Henry Lawson

17 June 1867 – 2 September 1922 / Grenfell, New South Wales

The Bill Of The Ages

He shall live to the end of this mad old world, he has lived since the world began,
He never has done any good for himself, but was good to every man.
He never has done any good for himself, and I’m sure that he never will,
He drinks and he swears and he fights at times, and his name is mostly Bill.
He carried a freezing mate to his cave, and nursed him, for all I know,
When Europe was mostly a sheet of ice, thousands of years ago.
He has stuck to many a mate since then, he is with us everywhere still
(He loves and gambles when he is young, and the girls stick up for Bill.)

He has rowed to a wreck, when the lifeboat failed, with Jim in a crazy boat;
He has given his lifebelt many a time, and sunk that another might float.
He has ‘stood ’em off’ while others escaped, when the niggers rushed from the hill,
And rescue parties who came too late have found what was left of Bill.

He has thirsted on deserts that others might drink, he has given lest others should lack,
He has staggered half-blinded through fire or drought with a sick man on his back.
He is first to the rescue in tunnel or shaft, from Newcastle to Broken Hill,
When the water breaks in or the fire breaks out, Oh! a leader of men is Bill.

No humane societies’ medals he wears for the fearful deaths he braved;
He seems ashamed of the good he did, and ashamed of the lives he saved.
If you chance to know of a noble deed he has done, you had best keep still;
If you chance to know of a kindly act, you mustn’t let on to Bill.

He is fierce at a wrong, he is firm in right, he is kind to the weak and mild;
He will slave all day and sit up all night by the side of a neighbour’s child.
For a woman in trouble he’d lay down his life, nor think as another man will;
He’s a man all through, but no other man’s wife has ever been worse for Bill.
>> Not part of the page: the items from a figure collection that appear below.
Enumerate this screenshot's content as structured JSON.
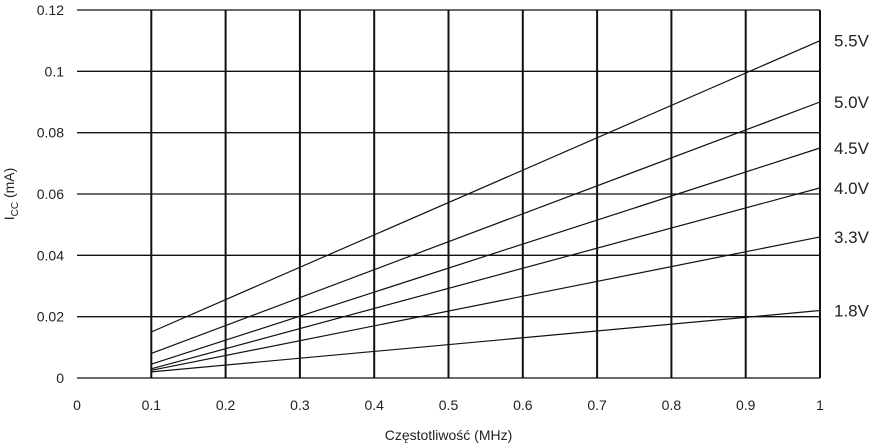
{
  "chart_data": {
    "type": "line",
    "xlabel": "Częstotliwość (MHz)",
    "ylabel_main": "I",
    "ylabel_sub": "CC",
    "ylabel_unit": " (mA)",
    "xlim": [
      0,
      1
    ],
    "ylim": [
      0,
      0.12
    ],
    "x_ticks": [
      "0",
      "0.1",
      "0.2",
      "0.3",
      "0.4",
      "0.5",
      "0.6",
      "0.7",
      "0.8",
      "0.9",
      "1"
    ],
    "y_ticks": [
      "0",
      "0.02",
      "0.04",
      "0.06",
      "0.08",
      "0.1",
      "0.12"
    ],
    "x_tick_values": [
      0,
      0.1,
      0.2,
      0.3,
      0.4,
      0.5,
      0.6,
      0.7,
      0.8,
      0.9,
      1
    ],
    "y_tick_values": [
      0,
      0.02,
      0.04,
      0.06,
      0.08,
      0.1,
      0.12
    ],
    "grid": true,
    "legend": "right",
    "series": [
      {
        "name": "5.5V",
        "x": [
          0.1,
          1
        ],
        "y": [
          0.015,
          0.11
        ]
      },
      {
        "name": "5.0V",
        "x": [
          0.1,
          1
        ],
        "y": [
          0.008,
          0.09
        ]
      },
      {
        "name": "4.5V",
        "x": [
          0.1,
          1
        ],
        "y": [
          0.0045,
          0.075
        ]
      },
      {
        "name": "4.0V",
        "x": [
          0.1,
          1
        ],
        "y": [
          0.003,
          0.062
        ]
      },
      {
        "name": "3.3V",
        "x": [
          0.1,
          1
        ],
        "y": [
          0.0025,
          0.046
        ]
      },
      {
        "name": "1.8V",
        "x": [
          0.1,
          1
        ],
        "y": [
          0.002,
          0.022
        ]
      }
    ]
  }
}
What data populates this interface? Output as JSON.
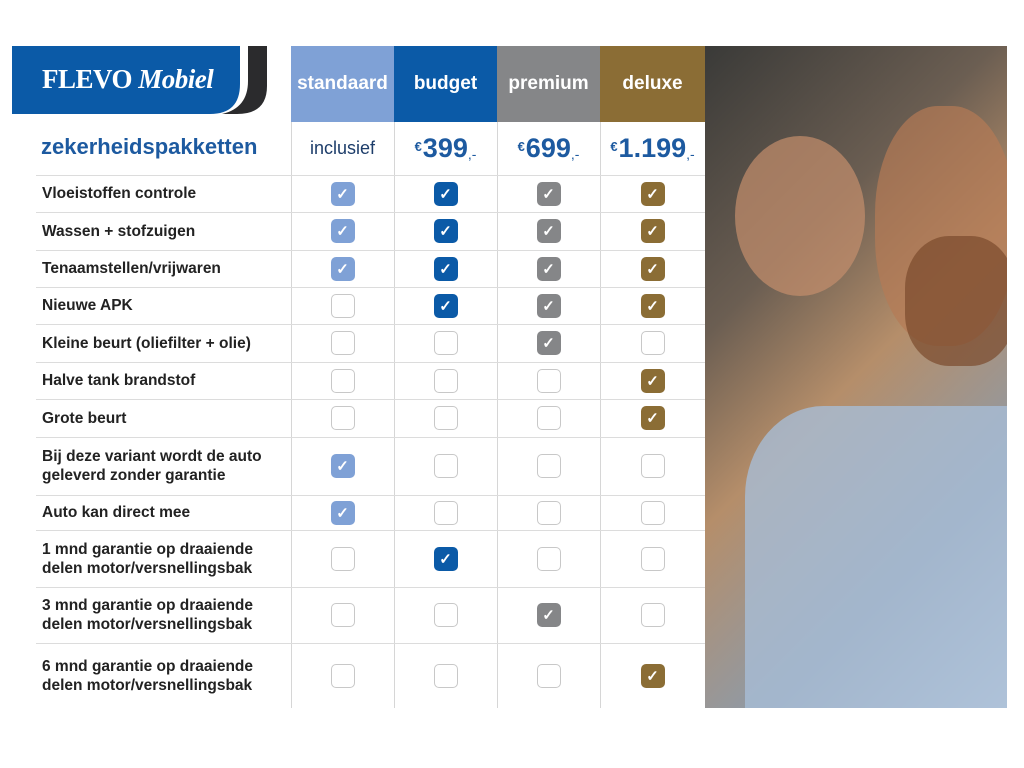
{
  "logo": {
    "brand": "FLEVO",
    "brand_italic": "Mobiel"
  },
  "title": "zekerheidspakketten",
  "columns": [
    {
      "name": "standaard",
      "price": "inclusief",
      "color": "#7fa1d6"
    },
    {
      "name": "budget",
      "price_symbol": "€",
      "price": "399",
      "price_suffix": ",-",
      "color": "#0b5aa7"
    },
    {
      "name": "premium",
      "price_symbol": "€",
      "price": "699",
      "price_suffix": ",-",
      "color": "#858688"
    },
    {
      "name": "deluxe",
      "price_symbol": "€",
      "price": "1.199",
      "price_suffix": ",-",
      "color": "#8b6d35"
    }
  ],
  "rows": [
    {
      "label": "Vloeistoffen controle",
      "checks": [
        1,
        1,
        1,
        1
      ]
    },
    {
      "label": "Wassen + stofzuigen",
      "checks": [
        1,
        1,
        1,
        1
      ]
    },
    {
      "label": "Tenaamstellen/vrijwaren",
      "checks": [
        1,
        1,
        1,
        1
      ]
    },
    {
      "label": "Nieuwe APK",
      "checks": [
        0,
        1,
        1,
        1
      ]
    },
    {
      "label": "Kleine beurt (oliefilter + olie)",
      "checks": [
        0,
        0,
        1,
        0
      ]
    },
    {
      "label": "Halve tank brandstof",
      "checks": [
        0,
        0,
        0,
        1
      ]
    },
    {
      "label": "Grote beurt",
      "checks": [
        0,
        0,
        0,
        1
      ]
    },
    {
      "label": "Bij deze variant wordt de auto geleverd zonder garantie",
      "checks": [
        1,
        0,
        0,
        0
      ]
    },
    {
      "label": "Auto kan direct mee",
      "checks": [
        1,
        0,
        0,
        0
      ]
    },
    {
      "label": "1 mnd garantie op draaiende delen motor/versnellingsbak",
      "checks": [
        0,
        1,
        0,
        0
      ]
    },
    {
      "label": "3 mnd garantie op draaiende delen motor/versnellingsbak",
      "checks": [
        0,
        0,
        1,
        0
      ]
    },
    {
      "label": "6 mnd garantie op draaiende delen motor/versnellingsbak",
      "checks": [
        0,
        0,
        0,
        1
      ]
    }
  ]
}
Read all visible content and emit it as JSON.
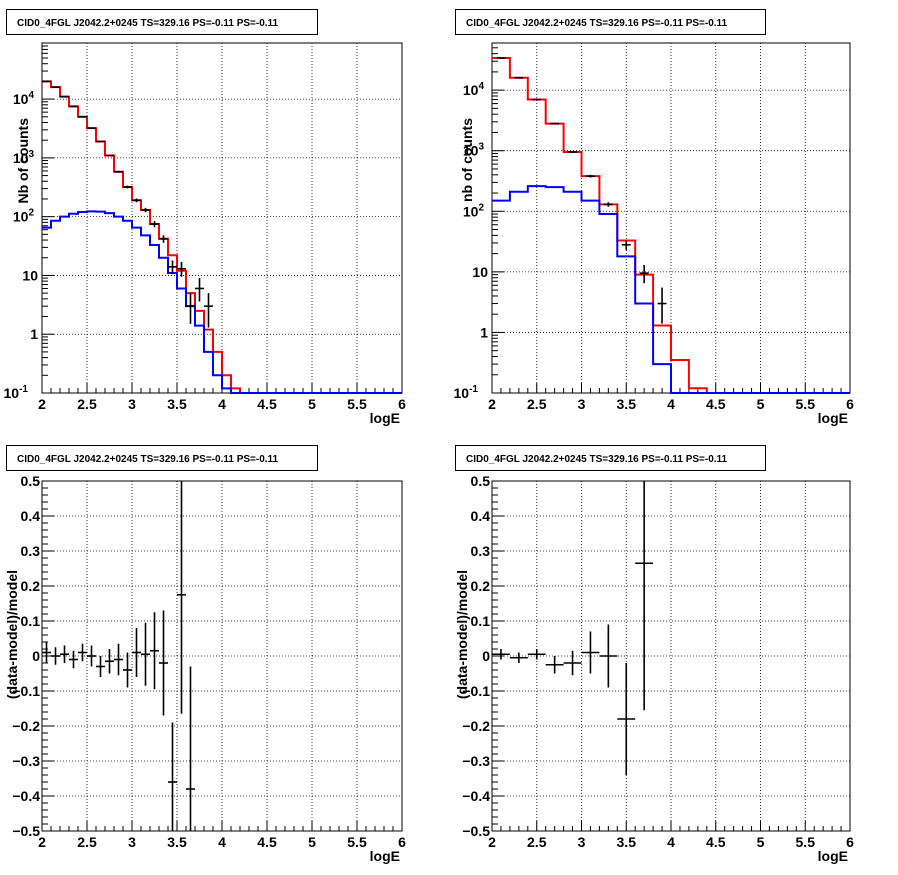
{
  "chart_data": [
    {
      "type": "histogram",
      "title": "CID0_4FGL J2042.2+0245 TS=329.16 PS=-0.11 PS=-0.11",
      "xlabel": "logE",
      "ylabel": "Nb of counts",
      "yscale": "log",
      "xlim": [
        2,
        6
      ],
      "ylim": [
        0.1,
        90000
      ],
      "grid": true,
      "x_ticks": [
        "2",
        "2.5",
        "3",
        "3.5",
        "4",
        "4.5",
        "5",
        "5.5",
        "6"
      ],
      "y_ticks": [
        {
          "value": 0.1,
          "base": "10",
          "exp": "-1"
        },
        {
          "value": 1,
          "label": "1"
        },
        {
          "value": 10,
          "label": "10"
        },
        {
          "value": 100,
          "base": "10",
          "exp": "2"
        },
        {
          "value": 1000,
          "base": "10",
          "exp": "3"
        },
        {
          "value": 10000,
          "base": "10",
          "exp": "4"
        }
      ],
      "bin_edges": [
        2.0,
        2.1,
        2.2,
        2.3,
        2.4,
        2.5,
        2.6,
        2.7,
        2.8,
        2.9,
        3.0,
        3.1,
        3.2,
        3.3,
        3.4,
        3.5,
        3.6,
        3.7,
        3.8,
        3.9,
        4.0,
        4.1,
        4.2,
        4.3,
        4.4,
        4.5,
        4.6,
        4.7,
        4.8,
        4.9,
        5.0,
        5.1,
        5.2,
        5.3,
        5.4,
        5.5,
        5.6,
        5.7,
        5.8,
        5.9,
        6.0
      ],
      "series": [
        {
          "color": "#ff0000",
          "values": [
            20000,
            16000,
            11000,
            7500,
            5000,
            3200,
            1900,
            1100,
            580,
            320,
            190,
            130,
            75,
            42,
            22,
            12,
            5,
            2.5,
            1.2,
            0.5,
            0.2,
            0.12,
            0,
            0,
            0,
            0,
            0,
            0,
            0,
            0,
            0,
            0,
            0,
            0,
            0,
            0,
            0,
            0,
            0,
            0
          ]
        },
        {
          "color": "#0000ff",
          "values": [
            65,
            85,
            100,
            112,
            120,
            123,
            122,
            115,
            100,
            85,
            65,
            48,
            33,
            20,
            11,
            6,
            3,
            1.4,
            0.5,
            0.2,
            0.12,
            0.1,
            0.1,
            0.1,
            0.1,
            0.1,
            0.1,
            0.1,
            0.1,
            0.1,
            0.1,
            0.1,
            0.1,
            0.1,
            0.1,
            0.1,
            0.1,
            0.1,
            0.1,
            0.1
          ]
        }
      ],
      "points": [
        {
          "x": 2.05,
          "y": 20000,
          "ylo": 19860,
          "yhi": 20140
        },
        {
          "x": 2.15,
          "y": 16000,
          "ylo": 15870,
          "yhi": 16130
        },
        {
          "x": 2.25,
          "y": 11000,
          "ylo": 10890,
          "yhi": 11110
        },
        {
          "x": 2.35,
          "y": 7500,
          "ylo": 7410,
          "yhi": 7590
        },
        {
          "x": 2.45,
          "y": 5000,
          "ylo": 4930,
          "yhi": 5070
        },
        {
          "x": 2.55,
          "y": 3200,
          "ylo": 3140,
          "yhi": 3260
        },
        {
          "x": 2.65,
          "y": 1900,
          "ylo": 1850,
          "yhi": 1950
        },
        {
          "x": 2.75,
          "y": 1100,
          "ylo": 1070,
          "yhi": 1130
        },
        {
          "x": 2.85,
          "y": 580,
          "ylo": 560,
          "yhi": 600
        },
        {
          "x": 2.95,
          "y": 320,
          "ylo": 302,
          "yhi": 338
        },
        {
          "x": 3.05,
          "y": 190,
          "ylo": 176,
          "yhi": 204
        },
        {
          "x": 3.15,
          "y": 130,
          "ylo": 119,
          "yhi": 141
        },
        {
          "x": 3.25,
          "y": 75,
          "ylo": 66,
          "yhi": 84
        },
        {
          "x": 3.35,
          "y": 42,
          "ylo": 36,
          "yhi": 48
        },
        {
          "x": 3.45,
          "y": 14,
          "ylo": 10.5,
          "yhi": 18
        },
        {
          "x": 3.55,
          "y": 13,
          "ylo": 9.5,
          "yhi": 17
        },
        {
          "x": 3.65,
          "y": 3,
          "ylo": 1.5,
          "yhi": 5
        },
        {
          "x": 3.75,
          "y": 6,
          "ylo": 3.6,
          "yhi": 9
        },
        {
          "x": 3.85,
          "y": 3,
          "ylo": 1.3,
          "yhi": 5
        }
      ]
    },
    {
      "type": "histogram",
      "title": "CID0_4FGL J2042.2+0245 TS=329.16 PS=-0.11 PS=-0.11",
      "xlabel": "logE",
      "ylabel": "nb of counts",
      "yscale": "log",
      "xlim": [
        2,
        6
      ],
      "ylim": [
        0.1,
        60000
      ],
      "grid": true,
      "x_ticks": [
        "2",
        "2.5",
        "3",
        "3.5",
        "4",
        "4.5",
        "5",
        "5.5",
        "6"
      ],
      "y_ticks": [
        {
          "value": 0.1,
          "base": "10",
          "exp": "-1"
        },
        {
          "value": 1,
          "label": "1"
        },
        {
          "value": 10,
          "label": "10"
        },
        {
          "value": 100,
          "base": "10",
          "exp": "2"
        },
        {
          "value": 1000,
          "base": "10",
          "exp": "3"
        },
        {
          "value": 10000,
          "base": "10",
          "exp": "4"
        }
      ],
      "bin_edges": [
        2.0,
        2.2,
        2.4,
        2.6,
        2.8,
        3.0,
        3.2,
        3.4,
        3.6,
        3.8,
        4.0,
        4.2,
        4.4,
        4.6,
        4.8,
        5.0,
        5.2,
        5.4,
        5.6,
        5.8,
        6.0
      ],
      "series": [
        {
          "color": "#ff0000",
          "values": [
            34000,
            16000,
            7000,
            2800,
            950,
            380,
            130,
            33,
            9,
            1.3,
            0.35,
            0.12,
            0,
            0,
            0,
            0,
            0,
            0,
            0,
            0
          ]
        },
        {
          "color": "#0000ff",
          "values": [
            150,
            210,
            260,
            250,
            210,
            150,
            90,
            18,
            3,
            0.3,
            0.1,
            0.1,
            0.1,
            0.1,
            0.1,
            0.1,
            0.1,
            0.1,
            0.1,
            0.1
          ]
        }
      ],
      "points": [
        {
          "x": 2.1,
          "y": 34000,
          "ylo": 33800,
          "yhi": 34200
        },
        {
          "x": 2.3,
          "y": 16000,
          "ylo": 15870,
          "yhi": 16130
        },
        {
          "x": 2.5,
          "y": 7000,
          "ylo": 6910,
          "yhi": 7090
        },
        {
          "x": 2.7,
          "y": 2800,
          "ylo": 2750,
          "yhi": 2850
        },
        {
          "x": 2.9,
          "y": 950,
          "ylo": 920,
          "yhi": 980
        },
        {
          "x": 3.1,
          "y": 380,
          "ylo": 360,
          "yhi": 400
        },
        {
          "x": 3.3,
          "y": 130,
          "ylo": 119,
          "yhi": 141
        },
        {
          "x": 3.5,
          "y": 28,
          "ylo": 23,
          "yhi": 33
        },
        {
          "x": 3.7,
          "y": 9.5,
          "ylo": 6.5,
          "yhi": 13
        },
        {
          "x": 3.9,
          "y": 3,
          "ylo": 1.4,
          "yhi": 5.5
        }
      ]
    },
    {
      "type": "scatter",
      "title": "CID0_4FGL J2042.2+0245 TS=329.16 PS=-0.11 PS=-0.11",
      "xlabel": "logE",
      "ylabel": "(data-model)/model",
      "xlim": [
        2,
        6
      ],
      "ylim": [
        -0.5,
        0.5
      ],
      "grid": true,
      "x_ticks": [
        "2",
        "2.5",
        "3",
        "3.5",
        "4",
        "4.5",
        "5",
        "5.5",
        "6"
      ],
      "y_ticks": [
        "-0.5",
        "-0.4",
        "-0.3",
        "-0.2",
        "-0.1",
        "0",
        "0.1",
        "0.2",
        "0.3",
        "0.4",
        "0.5"
      ],
      "xerr": 0.05,
      "points": [
        {
          "x": 2.05,
          "y": 0.01,
          "err": 0.03
        },
        {
          "x": 2.15,
          "y": 0.0,
          "err": 0.025
        },
        {
          "x": 2.25,
          "y": 0.005,
          "err": 0.025
        },
        {
          "x": 2.35,
          "y": -0.01,
          "err": 0.025
        },
        {
          "x": 2.45,
          "y": 0.01,
          "err": 0.025
        },
        {
          "x": 2.55,
          "y": 0.0,
          "err": 0.03
        },
        {
          "x": 2.65,
          "y": -0.03,
          "err": 0.03
        },
        {
          "x": 2.75,
          "y": -0.015,
          "err": 0.035
        },
        {
          "x": 2.85,
          "y": -0.01,
          "err": 0.045
        },
        {
          "x": 2.95,
          "y": -0.04,
          "err": 0.05
        },
        {
          "x": 3.05,
          "y": 0.01,
          "err": 0.07
        },
        {
          "x": 3.15,
          "y": 0.005,
          "err": 0.09
        },
        {
          "x": 3.25,
          "y": 0.015,
          "err": 0.11
        },
        {
          "x": 3.35,
          "y": -0.02,
          "err": 0.15
        },
        {
          "x": 3.45,
          "y": -0.36,
          "err": 0.17
        },
        {
          "x": 3.55,
          "y": 0.175,
          "err": 0.34
        },
        {
          "x": 3.65,
          "y": -0.38,
          "err": 0.35
        }
      ]
    },
    {
      "type": "scatter",
      "title": "CID0_4FGL J2042.2+0245 TS=329.16 PS=-0.11 PS=-0.11",
      "xlabel": "logE",
      "ylabel": "(data-model)/model",
      "xlim": [
        2,
        6
      ],
      "ylim": [
        -0.5,
        0.5
      ],
      "grid": true,
      "x_ticks": [
        "2",
        "2.5",
        "3",
        "3.5",
        "4",
        "4.5",
        "5",
        "5.5",
        "6"
      ],
      "y_ticks": [
        "-0.5",
        "-0.4",
        "-0.3",
        "-0.2",
        "-0.1",
        "0",
        "0.1",
        "0.2",
        "0.3",
        "0.4",
        "0.5"
      ],
      "xerr": 0.1,
      "points": [
        {
          "x": 2.1,
          "y": 0.005,
          "err": 0.015
        },
        {
          "x": 2.3,
          "y": -0.005,
          "err": 0.015
        },
        {
          "x": 2.5,
          "y": 0.005,
          "err": 0.015
        },
        {
          "x": 2.7,
          "y": -0.025,
          "err": 0.025
        },
        {
          "x": 2.9,
          "y": -0.02,
          "err": 0.035
        },
        {
          "x": 3.1,
          "y": 0.01,
          "err": 0.06
        },
        {
          "x": 3.3,
          "y": 0.0,
          "err": 0.09
        },
        {
          "x": 3.5,
          "y": -0.18,
          "err": 0.16
        },
        {
          "x": 3.7,
          "y": 0.265,
          "err": 0.42
        }
      ]
    }
  ]
}
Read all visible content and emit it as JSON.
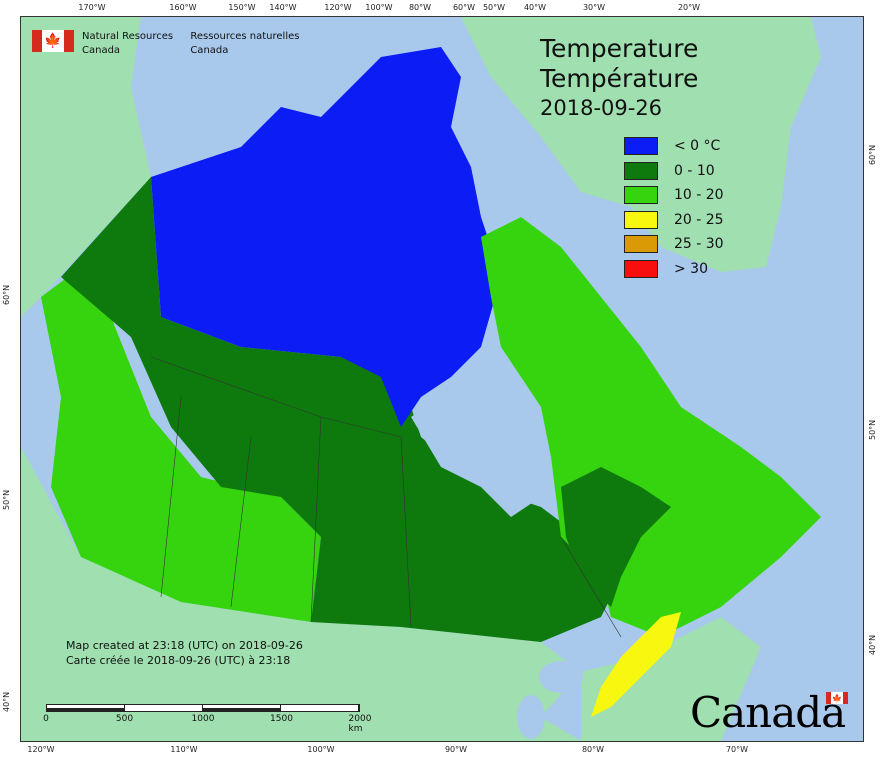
{
  "header": {
    "agency_en": "Natural Resources",
    "agency_en2": "Canada",
    "agency_fr": "Ressources naturelles",
    "agency_fr2": "Canada",
    "flag_icon": "maple-leaf-icon"
  },
  "title": {
    "line1": "Temperature",
    "line2": "Température",
    "date": "2018-09-26"
  },
  "legend": [
    {
      "label": "< 0 °C",
      "color": "#0b1cf5"
    },
    {
      "label": "0 - 10",
      "color": "#0e7a0d"
    },
    {
      "label": "10 - 20",
      "color": "#35d40e"
    },
    {
      "label": "20 - 25",
      "color": "#f7f710"
    },
    {
      "label": "25 - 30",
      "color": "#d99a05"
    },
    {
      "label": "> 30",
      "color": "#f70e0e"
    }
  ],
  "credits": {
    "en": "Map created at 23:18 (UTC) on 2018-09-26",
    "fr": "Carte créée le 2018-09-26 (UTC) à 23:18"
  },
  "scale": {
    "labels": [
      "0",
      "500",
      "1000",
      "1500",
      "2000 km"
    ]
  },
  "axis_ticks": {
    "top": [
      "170°W",
      "160°W",
      "150°W",
      "140°W",
      "120°W",
      "100°W",
      "80°W",
      "60°W",
      "50°W",
      "40°W",
      "30°W",
      "20°W"
    ],
    "bottom": [
      "120°W",
      "110°W",
      "100°W",
      "90°W",
      "80°W",
      "70°W"
    ],
    "left": [
      "60°N",
      "50°N",
      "40°N"
    ],
    "right": [
      "60°N",
      "50°N",
      "40°N"
    ]
  },
  "wordmark": "Canada",
  "colors": {
    "ocean": "#a9c9ec",
    "land_outside": "#9fdfb0",
    "cold": "#0b1cf5",
    "cool": "#0e7a0d",
    "mild": "#35d40e",
    "warm": "#f7f710"
  }
}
He is good for the noblest sacrifice, he can do what few other men can;
He can break his heart that the girl he loves may marry a better man.
There’s many a mother and wife to-night whose heart and whose eyes will fill
When she thinks of the days of the long ago when she well might have stuck to Bill.

Maybe he’s in trouble or hard up now, and travelling far for work,
Or fighting a dead past down to-night in a lone camp west of Bourke.
When he’s happy and flush, take your sorrow to him and borrow as much as you will;
But when he’s in trouble or stony-broke, you never will hear from Bill.

And when, because of its million sins, this earth is cracked like a shell,
He will stand by a mate at the Judgment Seat!—and comfort him down in—Well,
I haven’t much sentiment left, but let the cynic sneer as he will;
Perhaps God will fix up the world again for the sake of the likes of Bill.